Take your time and heal, David ❤️❤️. Do not rush at all or you'll be right back where you started. Work can wait. We'll all be here when you're ready. Plus you get to see family and friends! We heal best when surrounded by our loved ones ❤️. Sending you lots of love and hugs!!
Welcome home, David. I'm sure you made the right decision. As you say, New Zealand isn't perfect and having a private sector means that the wealthy and influential, instead of making things better for all of us, just jump the queue.

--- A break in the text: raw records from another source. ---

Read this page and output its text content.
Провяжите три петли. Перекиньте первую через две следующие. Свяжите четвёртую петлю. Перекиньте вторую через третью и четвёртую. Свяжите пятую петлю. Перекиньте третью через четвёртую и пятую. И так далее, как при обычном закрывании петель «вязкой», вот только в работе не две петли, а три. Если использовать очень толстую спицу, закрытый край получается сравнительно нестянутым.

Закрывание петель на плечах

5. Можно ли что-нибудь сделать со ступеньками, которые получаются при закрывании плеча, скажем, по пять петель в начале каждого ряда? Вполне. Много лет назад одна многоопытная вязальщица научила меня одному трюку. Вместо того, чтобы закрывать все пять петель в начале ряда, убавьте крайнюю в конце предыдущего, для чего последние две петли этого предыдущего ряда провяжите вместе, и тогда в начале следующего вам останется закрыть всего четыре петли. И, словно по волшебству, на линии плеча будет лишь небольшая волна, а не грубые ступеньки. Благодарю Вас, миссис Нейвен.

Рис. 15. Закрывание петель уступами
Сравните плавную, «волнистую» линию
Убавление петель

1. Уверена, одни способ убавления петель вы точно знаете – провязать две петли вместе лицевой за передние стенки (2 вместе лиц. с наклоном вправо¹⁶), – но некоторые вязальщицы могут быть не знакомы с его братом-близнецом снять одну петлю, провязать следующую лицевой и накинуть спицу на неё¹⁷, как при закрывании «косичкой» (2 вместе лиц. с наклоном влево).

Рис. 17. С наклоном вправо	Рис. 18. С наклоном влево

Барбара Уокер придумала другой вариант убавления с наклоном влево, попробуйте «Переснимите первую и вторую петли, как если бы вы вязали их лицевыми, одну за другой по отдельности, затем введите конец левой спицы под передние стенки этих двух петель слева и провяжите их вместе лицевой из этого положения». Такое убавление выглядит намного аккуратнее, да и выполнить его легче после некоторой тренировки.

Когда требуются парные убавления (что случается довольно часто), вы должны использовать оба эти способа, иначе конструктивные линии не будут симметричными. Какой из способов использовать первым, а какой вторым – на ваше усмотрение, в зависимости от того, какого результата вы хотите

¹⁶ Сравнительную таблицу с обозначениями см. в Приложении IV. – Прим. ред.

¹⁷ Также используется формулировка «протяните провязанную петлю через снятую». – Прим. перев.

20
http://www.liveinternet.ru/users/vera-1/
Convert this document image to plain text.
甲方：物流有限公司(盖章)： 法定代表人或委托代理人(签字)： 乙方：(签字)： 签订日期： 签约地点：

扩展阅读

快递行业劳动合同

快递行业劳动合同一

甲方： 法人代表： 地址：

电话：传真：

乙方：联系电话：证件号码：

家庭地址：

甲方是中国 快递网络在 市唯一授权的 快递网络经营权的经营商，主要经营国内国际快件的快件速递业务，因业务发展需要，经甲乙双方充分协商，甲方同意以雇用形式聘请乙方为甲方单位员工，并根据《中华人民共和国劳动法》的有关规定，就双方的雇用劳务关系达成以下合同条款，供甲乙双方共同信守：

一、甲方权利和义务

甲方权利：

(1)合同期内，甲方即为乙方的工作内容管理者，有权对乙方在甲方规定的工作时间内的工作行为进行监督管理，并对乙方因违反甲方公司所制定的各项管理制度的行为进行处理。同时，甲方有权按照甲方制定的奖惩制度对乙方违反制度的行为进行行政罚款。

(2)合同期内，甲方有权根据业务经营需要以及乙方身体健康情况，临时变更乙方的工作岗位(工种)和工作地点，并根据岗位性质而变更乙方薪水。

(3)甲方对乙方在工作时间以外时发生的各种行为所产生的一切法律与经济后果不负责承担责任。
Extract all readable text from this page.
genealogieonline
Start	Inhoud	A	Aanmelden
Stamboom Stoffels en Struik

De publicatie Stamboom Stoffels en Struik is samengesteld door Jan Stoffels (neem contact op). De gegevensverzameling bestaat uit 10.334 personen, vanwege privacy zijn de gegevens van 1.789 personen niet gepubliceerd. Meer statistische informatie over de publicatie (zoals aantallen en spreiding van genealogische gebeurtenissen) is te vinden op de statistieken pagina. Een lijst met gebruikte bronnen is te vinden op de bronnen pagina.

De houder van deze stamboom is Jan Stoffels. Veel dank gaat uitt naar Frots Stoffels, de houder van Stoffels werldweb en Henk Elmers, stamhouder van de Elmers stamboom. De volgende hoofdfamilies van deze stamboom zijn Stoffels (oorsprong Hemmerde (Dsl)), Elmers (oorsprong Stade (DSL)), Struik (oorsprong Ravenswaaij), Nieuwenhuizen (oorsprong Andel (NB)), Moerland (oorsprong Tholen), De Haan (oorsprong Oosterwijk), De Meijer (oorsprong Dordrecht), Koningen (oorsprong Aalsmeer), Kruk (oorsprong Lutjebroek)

But at least being poor doesn't mean you end up with appalling mental trauma on top of your physical issues. Take care and have a rest.
Sadly true. Fortunately really urgent care for everyone, whether major accident, medical emergency or coronary care, is still dealt with in our public system, hence it maintains a very high standard. Another rort is as people age and earn less the insurance premiums increase and become unaffordable, just when they probably need most assistance.
The public system also picks up the mistakes or any ongoing issues from the private system.
I am very grateful for our public NZ health system and hope we continue to see the increased funding needed to improve it.
Yes indeed. I get really annoyed with people who whinge about NZ health care not being up to standard, and then voting for National or ACT because they don't want to pay a bit more tax!
I agree wholeheartedly with you Lyn & wouldn't be here if it wasn't for our amazing healthcare here in Aotearoa. I'd almost certainly be A very dead Fi if I was living elsewhere... let alone in the US.
There is a reason private Health Care is for Elective surgeries. It is because the private hospitals are not equipped for emergencies & life threatening scenarios. Those are for our amazing Public Hospitals to step up for and this they do extremely well. With half the funding Private Insurance funds pay their hospitals & specialists for.
Godforbid National or Act get back in this year because all the hard fought for gains & improvements in both infrastructure & wages will once again be stripped back to 3rd world standards.
Wishing you all the best David & welcome home ...enjoy those pineapple lumps & lots of Primo. I hope they make up for some of the disappointment & loss you are feeling having to leave the US
Cheers Fi
I hear you Fi. A change of govt would be disastrous.
From a long time listener and watcher, a relatively short time subscriber, and a first time commenter:
sending love and strength and healing your way!